Das Europäische Parlament hat mit großer Mehrheit (516 Ja-Stimmen, 95 Nein-Stimmen und 20 Enthaltungen) der Schaffung einer Europäischen Agentur für den Austausch von Patientendaten zugestimmt. Der neue European Health Data Space (EHDS) ermöglicht den Austausch zwischen Ärzten, Krankenhäusern und Apotheken im gesamten EU, erfordert jedoch eine vorherige Zustimmung der Bewohner.
Da die Gesundheitsminister Anfang dieses Monats nach monatelangen offiziellen Vorbereitungen und Verhandlungen dem Vorschlag von EU-Kommissar Didier Reynders zugestimmt haben, wird die endgültige Annahme Anfang nächsten Jahres und die Umsetzung ab 2025 erwartet.
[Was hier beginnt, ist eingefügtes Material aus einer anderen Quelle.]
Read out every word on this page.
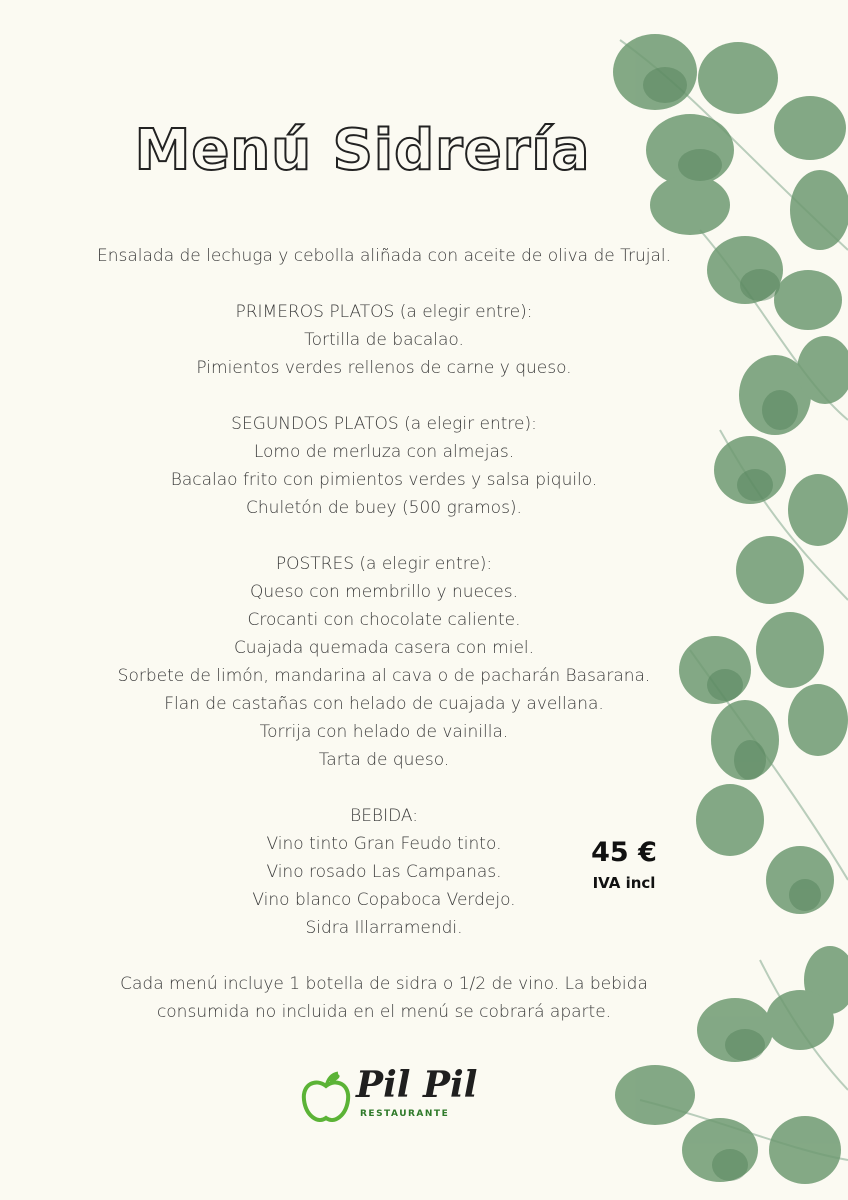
Menú Sidrería
Ensalada de lechuga y cebolla aliñada con aceite de oliva de Trujal.
PRIMEROS PLATOS (a elegir entre):
Tortilla de bacalao.
Pimientos verdes rellenos de carne y queso.
SEGUNDOS PLATOS (a elegir entre):
Lomo de merluza con almejas.
Bacalao frito con pimientos verdes y salsa piquilo.
Chuletón de buey (500 gramos).
POSTRES (a elegir entre):
Queso con membrillo y nueces.
Crocanti con chocolate caliente.
Cuajada quemada casera con miel.
Sorbete de limón, mandarina al cava o de pacharán Basarana.
Flan de castañas con helado de cuajada y avellana.
Torrija con helado de vainilla.
Tarta de queso.
BEBIDA:
Vino tinto Gran Feudo tinto.
Vino rosado Las Campanas.
Vino blanco Copaboca Verdejo.
Sidra Illarramendi.
Cada menú incluye 1 botella de sidra o 1/2 de vino. La bebida
consumida no incluida en el menú se cobrará aparte.
45 €
IVA incl
Pil Pil
RESTAURANTE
Auch die Niederlande haben dem zugestimmt, da nach Angaben des scheidenden Ministers Ernst Kuipers die niederländischen Bedingungen im endgültigen Vorschlag mehr als ausreichend berücksichtigt wurden. Beispielsweise können EU-Länder, die bereits über einen (elektronischen) Patientenaktenaustausch verfügen, dies auch weiterhin tun.
Die EU-Länder werden außerdem die Möglichkeit haben, ihren Einwohnern die Wahl zu geben, ob ihre medizinischen Daten zwischen EU-Ländern ausgetauscht werden dürfen (Opt-out). Es wird sogar möglich sein, eine Opt-in-Vereinbarung für den Datenaustausch für wissenschaftliche DNA-Forschung einzuführen. Eine Weitergabe dieser Daten erfolgt daher standardmäßig nicht.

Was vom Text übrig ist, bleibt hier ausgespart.